During a muted public hearing on the Auburn swimming pool proposal, the Board of Selectman ultimately decided to table the project and graciously decline the $1 million gift offer from Dr. Martha Pappas.
Over the course of the past year, the Town has undertaken a feasibility study to determine how much a municipal pool would cost, where one could be built, whether there was public appetite for funding the construction of the pool, and if it could be operated at break even or a profit.
“One thing the consultant study told us was that most municipal pools operate at a deficit” said Town Manager Julie Jacobson at the outset of the meeting. “It is very unusual for them to break even. There are going to be tax impacts [from the pool project].”
According to Jacobson, it has been hard to determine the interest level, as there has not been a lot of input.
“We did two online surveys. We got about 900 responses the first time, and about 400 the second time. But relative to the number of registered voters in town, that is not a terrific response”.
Jacobson added that the surveys indicated a pretty even split between those in favor of the pool, and those opposed.
“Most of those who were in favor also wanted the indoor option with amenities, which would have resulted in the higher cost options” she added.
According to town CFO Ed Kazanovicz, the cost just for construction of a $9 million facility would cost residential taxpayers, on average, about $137 per year at the current tax levy. The average cost to business taxpayers would be $745 per year.
Three residents spoke during the public comment segment of the hearing. Russell Tallisman of Oxford St. brought up the
concern of liability, insurance costs, and the Town’s exposure should there be a serious incident at a pool facility.
Chuck Miller spoke in favor of the proposal. ” We don’t want more taxes, but sometimes there’s a benefit that presents itself, and you have to bite the bullet.”
Each of the Selectmen also came out against accepting the $1 million gift or advancing the pool proposal to either a non-binding referendum or to a ballot question. Selectman Holstrom stated, “We are elected to make these kinds of difficult decisions, and I think we have to do that here.”
All of the selectmen and Town officials expressed tremendous gratitude to the Pappas family for funding the feasibility study, the gift offer and for all of their prior philanthropy in town. But all the selectmen were in agreement that the timing is just not right with Auburn paying down bonds for the High School and Middle School, and other significant projects potentially coming up.
In other business, the Board of Selectmen approved a “live streaming” policy developed by Tristan LaLiberte and Lionel Berthiaume.

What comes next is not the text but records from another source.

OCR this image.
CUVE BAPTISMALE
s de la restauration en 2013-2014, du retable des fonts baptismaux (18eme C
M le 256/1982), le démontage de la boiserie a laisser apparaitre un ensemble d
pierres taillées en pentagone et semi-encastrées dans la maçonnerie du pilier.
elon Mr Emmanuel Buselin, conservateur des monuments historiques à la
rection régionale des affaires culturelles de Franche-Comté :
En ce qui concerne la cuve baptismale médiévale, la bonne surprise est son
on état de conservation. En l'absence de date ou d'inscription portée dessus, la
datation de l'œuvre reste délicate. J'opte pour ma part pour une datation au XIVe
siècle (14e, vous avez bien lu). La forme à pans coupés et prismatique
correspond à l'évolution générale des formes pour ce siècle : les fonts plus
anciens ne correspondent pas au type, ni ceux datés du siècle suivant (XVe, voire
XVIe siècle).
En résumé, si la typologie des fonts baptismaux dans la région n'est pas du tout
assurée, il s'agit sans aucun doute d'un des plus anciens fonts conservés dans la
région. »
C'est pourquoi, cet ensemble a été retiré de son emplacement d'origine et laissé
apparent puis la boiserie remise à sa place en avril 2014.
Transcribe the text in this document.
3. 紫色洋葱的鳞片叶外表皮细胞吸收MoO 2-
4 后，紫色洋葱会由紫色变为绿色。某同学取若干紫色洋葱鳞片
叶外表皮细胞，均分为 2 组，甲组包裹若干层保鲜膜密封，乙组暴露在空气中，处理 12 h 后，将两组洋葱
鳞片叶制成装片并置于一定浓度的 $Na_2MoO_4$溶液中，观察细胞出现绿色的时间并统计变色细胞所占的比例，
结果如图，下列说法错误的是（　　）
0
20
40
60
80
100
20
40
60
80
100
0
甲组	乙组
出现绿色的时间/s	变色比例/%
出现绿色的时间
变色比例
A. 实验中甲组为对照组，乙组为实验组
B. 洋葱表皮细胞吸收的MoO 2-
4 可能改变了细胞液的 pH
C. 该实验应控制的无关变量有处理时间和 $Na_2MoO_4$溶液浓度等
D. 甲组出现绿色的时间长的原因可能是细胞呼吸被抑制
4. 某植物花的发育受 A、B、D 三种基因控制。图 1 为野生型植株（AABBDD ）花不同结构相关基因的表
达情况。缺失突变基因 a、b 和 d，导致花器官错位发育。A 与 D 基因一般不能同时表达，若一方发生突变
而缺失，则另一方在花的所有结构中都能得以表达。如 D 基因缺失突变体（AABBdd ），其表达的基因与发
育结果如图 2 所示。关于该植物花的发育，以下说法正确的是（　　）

Beginning March 11, Selectmen meetings will be available via live stream on YouTube. The BOS agreed to encourage other boards and committees to follow suit.
Town Clerk, Debra Gremo reminded residents that nomination papers for the annual town election are now available in the town clerk’s office in town hall. Nomination papers must be returned by April 2. The annual election is May 21.
Gremo also reminded residents to please return their annual census ASAP.
Town Manager Julie Jacobson announced that Auburn did apply for and receive a $20,000 grant from the Stanton Foundation for the design of the dog park.
“We thank the Fur Friends for the hard work they did to raise the required matching amount so we [Auburn] could apply for the design grant” said Jacobson.
She added that now the town can apply for an additional grant of up to $180,000 to fund the actual construction of the dog park.
Jacobson also added Auburn received a $10,000 signage and wayfinding grant for the Drury Square initiative.
CFO Ed Kazanovicz presented a draft Debt Management Policy that the town is preparing. While much of the content is already in practice as part of the town’s fiscal policy, having the written plan can be helpful especially with bond ratings.
“Our latest bond rating from S&P was AA+ and was accompanied by the comment that Auburn’s financial condition was ‘remarkable’ and the ‘strongest AA+ rating in the Commonwealth’.”
According to Kazanovicz, having the written debt management policy along with the current fiscal policy could help Auburn to a AAA rating.